Theo knew all this. He tried to hide his mounting panic. "So?"

"So I believe that the exclusion principle also applies to the concept of now. All the evidence is there: there can only be one now — throughout all of human history, we have all agreed on what moment is the present. Never has there been a moment that some part of humanity thought was now, while another part thought it was the past, and still another considered it to be in the future."

Theo lifted his shoulders slightly, not following where this was going.

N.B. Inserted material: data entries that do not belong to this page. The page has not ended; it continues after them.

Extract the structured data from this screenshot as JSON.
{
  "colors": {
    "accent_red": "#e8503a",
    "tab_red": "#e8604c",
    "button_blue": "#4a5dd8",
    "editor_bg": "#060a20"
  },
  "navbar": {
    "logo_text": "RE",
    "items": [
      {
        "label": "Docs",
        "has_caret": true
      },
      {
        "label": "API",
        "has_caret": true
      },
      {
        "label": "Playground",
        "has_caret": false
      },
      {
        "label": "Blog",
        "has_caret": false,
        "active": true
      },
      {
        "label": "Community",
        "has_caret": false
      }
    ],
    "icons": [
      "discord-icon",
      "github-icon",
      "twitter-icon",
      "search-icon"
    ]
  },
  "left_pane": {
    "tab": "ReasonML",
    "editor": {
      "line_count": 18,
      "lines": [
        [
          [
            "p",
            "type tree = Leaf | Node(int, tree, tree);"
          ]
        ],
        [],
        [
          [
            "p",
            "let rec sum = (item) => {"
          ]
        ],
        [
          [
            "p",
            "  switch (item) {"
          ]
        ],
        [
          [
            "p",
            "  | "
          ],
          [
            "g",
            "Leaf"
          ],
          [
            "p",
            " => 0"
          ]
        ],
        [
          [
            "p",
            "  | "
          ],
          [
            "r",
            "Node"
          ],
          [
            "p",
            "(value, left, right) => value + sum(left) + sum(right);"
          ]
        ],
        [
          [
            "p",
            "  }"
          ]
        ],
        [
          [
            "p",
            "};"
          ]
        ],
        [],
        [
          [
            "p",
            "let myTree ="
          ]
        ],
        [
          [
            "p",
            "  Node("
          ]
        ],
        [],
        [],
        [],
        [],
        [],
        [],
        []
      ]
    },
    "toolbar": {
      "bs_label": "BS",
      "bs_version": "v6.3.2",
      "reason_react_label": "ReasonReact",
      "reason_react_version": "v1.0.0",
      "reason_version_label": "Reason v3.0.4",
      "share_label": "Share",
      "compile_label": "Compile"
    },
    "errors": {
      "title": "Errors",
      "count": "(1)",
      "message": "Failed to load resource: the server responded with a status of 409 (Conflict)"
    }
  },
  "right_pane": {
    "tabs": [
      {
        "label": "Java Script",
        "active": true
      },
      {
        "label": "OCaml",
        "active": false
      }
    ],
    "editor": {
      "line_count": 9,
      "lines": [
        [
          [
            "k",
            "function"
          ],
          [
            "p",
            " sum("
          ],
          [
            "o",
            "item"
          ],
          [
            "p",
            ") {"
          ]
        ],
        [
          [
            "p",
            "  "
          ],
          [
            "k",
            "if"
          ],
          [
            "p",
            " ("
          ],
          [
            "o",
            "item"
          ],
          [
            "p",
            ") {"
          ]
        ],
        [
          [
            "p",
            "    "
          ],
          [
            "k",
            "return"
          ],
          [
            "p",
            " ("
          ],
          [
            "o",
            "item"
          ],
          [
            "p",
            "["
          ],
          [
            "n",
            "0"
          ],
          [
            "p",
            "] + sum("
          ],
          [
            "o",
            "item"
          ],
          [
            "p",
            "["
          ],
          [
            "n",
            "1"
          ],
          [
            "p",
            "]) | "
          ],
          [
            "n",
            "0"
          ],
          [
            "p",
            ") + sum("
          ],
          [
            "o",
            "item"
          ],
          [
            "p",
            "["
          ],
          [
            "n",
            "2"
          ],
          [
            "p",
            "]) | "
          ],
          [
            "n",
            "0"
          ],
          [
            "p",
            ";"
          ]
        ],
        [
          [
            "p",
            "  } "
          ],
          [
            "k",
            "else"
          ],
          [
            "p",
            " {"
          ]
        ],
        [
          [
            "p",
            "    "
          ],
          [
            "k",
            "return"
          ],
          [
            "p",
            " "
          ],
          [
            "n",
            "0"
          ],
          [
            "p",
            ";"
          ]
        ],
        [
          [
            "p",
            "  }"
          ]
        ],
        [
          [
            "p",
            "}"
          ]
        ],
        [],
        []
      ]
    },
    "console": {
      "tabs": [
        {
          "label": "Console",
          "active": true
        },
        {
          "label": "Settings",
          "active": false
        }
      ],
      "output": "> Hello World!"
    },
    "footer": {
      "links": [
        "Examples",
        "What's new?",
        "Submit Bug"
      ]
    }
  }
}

"Don't you get it?" asked Rusch. "Don't you see? When you shifted the consciousness of humanity ahead twenty-one years — when you moved 'now' from 2009 to 2030 — the 'nowness' that should have been experienced by the people in 2030 had to shift somewhere else. The exclusion principle! Every moment exists as 'now' for those frozen in it — you can't superimpose the 'now' of 2009 on top of that of 2030; the two nows cannot exist simultaneously. When you shifted the 2009 now forward, the 2030 now had to vacate that time. When I heard that you were going to be replicating the experiment again at the exact time the original visions had portrayed, it all fell into place." He paused. "The Sanduleak supernova will oscillate for many decades or centuries to come — surely tomorrow's attempt won't be the last. Do you think humanity's taste for seeing the future will be sated with one more peek? Of course not. We are ravenous in our desire. Since ancient times, no dream has been more seductive than that of knowing the future. Every time it is possible to shift the sense of now, we will do it — assuming your experiment succeeds tomorrow."